In the ongoing horse race between the dueling threats of slow growth and inflation, slow growth just pulled ahead at the last turn.
A spate of bad recent economic news has turned into a torrent. Anemic 1.8 percent GDP growth for the first quarter, much worse-than-expected May employment numbers, and dismal data from consumer spending to manufacturing have confirmed that this economy is sucking wind.
In reaction, bonds have rallied and commodity prices have fallen during the past month. A slow-growth prognosis normally indicates that investors should look toward bonds and other fixed-rate investments as well as a safe haven in cash.
But here's the problem.
This may well be just a temporary "soft patch" in the economy, like last year. The powerful forces of increasing global demand and a weakening dollar that drove commodity prices skyward during the past year may well resume in haste as the economy picks up. Inflation and rising interest rates will crush bond prices and investors on the sidelines could miss a huge opportunity.
What's needed is an investment that can thrive in either environment — slow growth or rising commodity prices and inflation.
There just might be such an animal.
One of the most defensive and recession-resistant businesses is also a commodity – food. Agriculture stocks and commodities can perform well in times of slow growth or inflation. People tend to go on eating in any economy. Food and agricultural inputs (including seeds and fertilizer) also are tangible goods that should maintain value during times of inflation and falling dollar values.

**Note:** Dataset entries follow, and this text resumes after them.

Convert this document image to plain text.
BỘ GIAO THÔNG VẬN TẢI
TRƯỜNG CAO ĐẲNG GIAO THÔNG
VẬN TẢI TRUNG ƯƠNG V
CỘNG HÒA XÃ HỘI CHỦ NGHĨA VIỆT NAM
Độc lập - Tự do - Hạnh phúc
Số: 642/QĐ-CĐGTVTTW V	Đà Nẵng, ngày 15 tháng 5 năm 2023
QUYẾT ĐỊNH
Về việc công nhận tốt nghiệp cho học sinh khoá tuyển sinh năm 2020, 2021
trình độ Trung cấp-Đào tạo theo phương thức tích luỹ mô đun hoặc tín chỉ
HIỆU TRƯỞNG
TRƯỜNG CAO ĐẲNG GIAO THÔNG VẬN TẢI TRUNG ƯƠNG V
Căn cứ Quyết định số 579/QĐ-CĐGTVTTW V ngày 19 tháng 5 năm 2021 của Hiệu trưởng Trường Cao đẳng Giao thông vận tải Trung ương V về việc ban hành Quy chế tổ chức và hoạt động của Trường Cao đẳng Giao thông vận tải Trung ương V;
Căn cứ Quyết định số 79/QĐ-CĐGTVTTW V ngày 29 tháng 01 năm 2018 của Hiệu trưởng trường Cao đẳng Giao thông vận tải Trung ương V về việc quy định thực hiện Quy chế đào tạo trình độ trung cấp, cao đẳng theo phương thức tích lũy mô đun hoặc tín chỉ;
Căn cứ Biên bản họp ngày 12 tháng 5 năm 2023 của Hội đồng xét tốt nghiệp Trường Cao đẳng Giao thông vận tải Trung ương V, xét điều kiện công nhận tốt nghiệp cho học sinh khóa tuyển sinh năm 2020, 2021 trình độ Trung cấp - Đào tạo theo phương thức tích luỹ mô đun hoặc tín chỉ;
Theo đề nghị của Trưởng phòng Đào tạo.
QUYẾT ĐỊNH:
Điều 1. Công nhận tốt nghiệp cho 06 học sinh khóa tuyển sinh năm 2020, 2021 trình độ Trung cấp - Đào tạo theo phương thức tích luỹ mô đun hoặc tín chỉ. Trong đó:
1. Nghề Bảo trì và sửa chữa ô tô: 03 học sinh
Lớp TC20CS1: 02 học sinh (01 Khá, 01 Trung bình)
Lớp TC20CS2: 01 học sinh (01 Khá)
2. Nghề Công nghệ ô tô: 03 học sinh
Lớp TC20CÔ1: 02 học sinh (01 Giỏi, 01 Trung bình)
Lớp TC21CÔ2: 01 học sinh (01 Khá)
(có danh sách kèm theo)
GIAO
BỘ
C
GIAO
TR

In addition, there are a host of powerful trends that could make agriculture the investment of the decade.
Supply and Demand
Rising world populations and increasingly Westernized appetites in nations like China and India are creating an enormous strain on the world's food supply. The World Bank estimates that worldwide meat demand will increase by 85 percent from current levels in the next 10 years alone and demand for food in general will increase 50 percent from current levels by 2030.
At the same time, fresh water and arable land are becoming increasingly scarce, a problem made worse by the increased use of farmland for biofuels instead of food.
This supply-and-demand dynamic is creating a powerful catalyst for higher food prices. The FAO (Food and Agricultural Organization of the United Nations) Food Price Index (an index of five food-commodity groups including meat, dairy, cereals, oils and fats, and sugar) rose to a new all-time high earlier this year and increased 36 percent from April 2010 to April 2011.
Although prices have pulled back in May, the dip could be short-lived.
This has been a year of disastrous weather and poor crop production, which should buoy prices. China and Europe have experienced the worst droughts in many decades while the United States is grappling with the worst floods in a century along the Mississippi River. And, the year isn't half over.
In addition to individual stocks, there are a couple ETFs that enable investors to play the industry in general.
The PowerShares DB Agriculture Fund (NYSE: DBA) invests in futures contracts of agricultural commodities including corn, wheat, sugar and soybeans. It is an easy way to play agriculture as a commodity and take advantage of rising prices.
The Market Vectors Agribusiness ETF (NYSE: MOO) holds individual stocks of some of the largest agricultural companies in the world, including Canadian fertilizer and feed producer Potash Corp. of Saskatchewan (NYSE: POT), seed and pesticide giant Monsanto (NYSE: MON), and farming equipment maker Deere and Co. (NYSE: DE).